Throughout the night, the audience repeatedly rose to its feet — and not just for prayer — often bursting into applause and clapping to the music. The tone was playful, and at one point, Taubman teased attendees, incredulous at how even after all of these years, they still could not keep the beat.

Just as the music has been essential to the success of FNL, so, too, was the relationship between Wolpe and Taubman. The pair did not know each other well prior to working on FNL, but today they are friends, Wolpe told the Journal in an interview.

 Indeed, the relationship has not been without its strains, Wolpe also acknowledged during his sermon, yet he said his partnership with Taubman has taught him how working with someone with whom you sometimes disagree is a “really good thing.”

“Friday Night Live is a result of that,” he said.

At the outset, Wolpe was focused on young professionals. When he and Taubman held a lunch meeting more than 15 years ago, Taubman, then a writer of children’s music at Disney, suggested that the service should be for kids.

Taubman also wanted to write all new music.
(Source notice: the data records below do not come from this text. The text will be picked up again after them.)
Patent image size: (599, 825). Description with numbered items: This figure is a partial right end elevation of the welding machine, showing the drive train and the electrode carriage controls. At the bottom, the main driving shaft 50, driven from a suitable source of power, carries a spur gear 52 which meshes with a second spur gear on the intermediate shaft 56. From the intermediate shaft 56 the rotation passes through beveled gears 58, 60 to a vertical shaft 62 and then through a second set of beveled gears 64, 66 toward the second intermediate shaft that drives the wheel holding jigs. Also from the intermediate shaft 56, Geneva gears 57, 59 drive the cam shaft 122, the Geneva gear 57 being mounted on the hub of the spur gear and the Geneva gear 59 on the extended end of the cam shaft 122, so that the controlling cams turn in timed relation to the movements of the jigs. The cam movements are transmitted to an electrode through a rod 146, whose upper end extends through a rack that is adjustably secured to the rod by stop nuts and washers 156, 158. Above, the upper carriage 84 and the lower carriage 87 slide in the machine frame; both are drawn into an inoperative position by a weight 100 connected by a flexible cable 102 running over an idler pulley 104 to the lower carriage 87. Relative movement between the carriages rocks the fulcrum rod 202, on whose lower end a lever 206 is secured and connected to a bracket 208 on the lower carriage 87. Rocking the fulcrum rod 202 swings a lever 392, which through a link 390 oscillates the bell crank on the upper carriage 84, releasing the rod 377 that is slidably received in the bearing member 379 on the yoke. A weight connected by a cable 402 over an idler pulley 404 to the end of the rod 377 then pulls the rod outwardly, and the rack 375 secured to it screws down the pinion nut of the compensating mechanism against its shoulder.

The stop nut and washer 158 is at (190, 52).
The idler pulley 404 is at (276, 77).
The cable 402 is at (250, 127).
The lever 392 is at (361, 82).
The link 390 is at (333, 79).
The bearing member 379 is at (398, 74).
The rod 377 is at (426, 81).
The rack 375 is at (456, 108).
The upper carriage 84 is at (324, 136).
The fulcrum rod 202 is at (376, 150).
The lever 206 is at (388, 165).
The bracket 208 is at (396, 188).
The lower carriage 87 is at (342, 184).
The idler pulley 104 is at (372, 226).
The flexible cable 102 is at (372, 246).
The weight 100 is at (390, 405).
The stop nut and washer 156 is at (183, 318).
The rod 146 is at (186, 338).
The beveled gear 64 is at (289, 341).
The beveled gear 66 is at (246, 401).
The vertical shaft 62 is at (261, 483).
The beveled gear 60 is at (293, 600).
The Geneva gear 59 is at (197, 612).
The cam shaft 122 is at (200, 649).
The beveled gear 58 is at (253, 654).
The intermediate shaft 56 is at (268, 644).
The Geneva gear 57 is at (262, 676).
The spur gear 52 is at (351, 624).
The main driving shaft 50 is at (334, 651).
Wolpe wasn’t sure about that idea.

Wolpe got his way on the first. He relented on the latter, which is a good thing. Anyone who’s been to FNL knows how much the service’s broad appeal owes to Taubman’s accessible melodies. Just ask the other synagogues and summer camps around the world that have adopted his music for their own worship.

FNL may have reached its audience peak around 2007. At that time, more than 1,000 people were showing up for the service, which, every month, has preceded a singles’ party organized by Sinai’s young professionals group ATID.

Some highlights over the years have included special guests, including author Eli Wiesel, Pastor Rick Warren and even pop impresario Ryan Seacrest. 

In recent years, attendance has dropped off. Approximately 300 people attended the April and May FNL services this year.

The service had also veered from its original mission of serving and building Jewish identity in 20- and 30-somethings: All ages are welcome in the pews at FNL.

The tradition will continue under new leadership, refocusing on engaging young adults. The mantle has been passed to Sinai Temple Rabbis Nicole Guzik and Jason Fruithandler; as well as Rabbi Erez Sherman, Guzik’s husband, who joins Sinai Temple as a clergy member in July. Feldman and Sinai millennial director Matt Baram also will be part of the team leading the services.

They say it will be an entirely new incarnation of FNL, to be unveiled at Sinai in October. It will be, Guzik said in an interview, “for millennials, by millennials and about millennials.”

Last Friday, despite the importance that the organized Jewish community often places on looking forward, Wolpe and Taubman were openly nostalgic and sentimental.

And if anyone has earned the right, it’s these two.

They thanked family and friends for their support over the years and gave a shout-out to those who have funded the service from the beginning. They also spotlighted groups such as Judaism by Choice, whose members occupied several rows in the sanctuary and who have regularly attended FNL services.

As any bandleader should, Taubman thanked each of his musicians. At one point, he ventured into the crowd and walked toward his wife. She responded by blowing kisses at him. He also asked his son, Noah, to stand and to wave to everyone.

The community thanked Wolpe and Taubman in return. Late in the evening, Guzik, Fruithandler and Sherman presented the FNL co-creators each with an inscribed stool, representing the informal seating used for the occasions.

Meanwhile, Wolpe’s art of connecting biblical text with the concerns of the day — in this case, bidding farewell to something that has been a regular part of his life for so long — shone through. During his sermon, he likened himself to the aged Esau, who was stunned to tears upon being reunited with his twin, Jacob, after so many years.

Seeing Jacob’s face was a reminder of how many years had passed. 

Wolpe compared Esau’s reaction to how he, himself, felt at seeing the faces of people — those who have been supporting the FNL dream since its beginning — in the crowd. Their faces illustrate how many years have passed since FNL began.

Those years, Wolpe said from the bimah, have been good.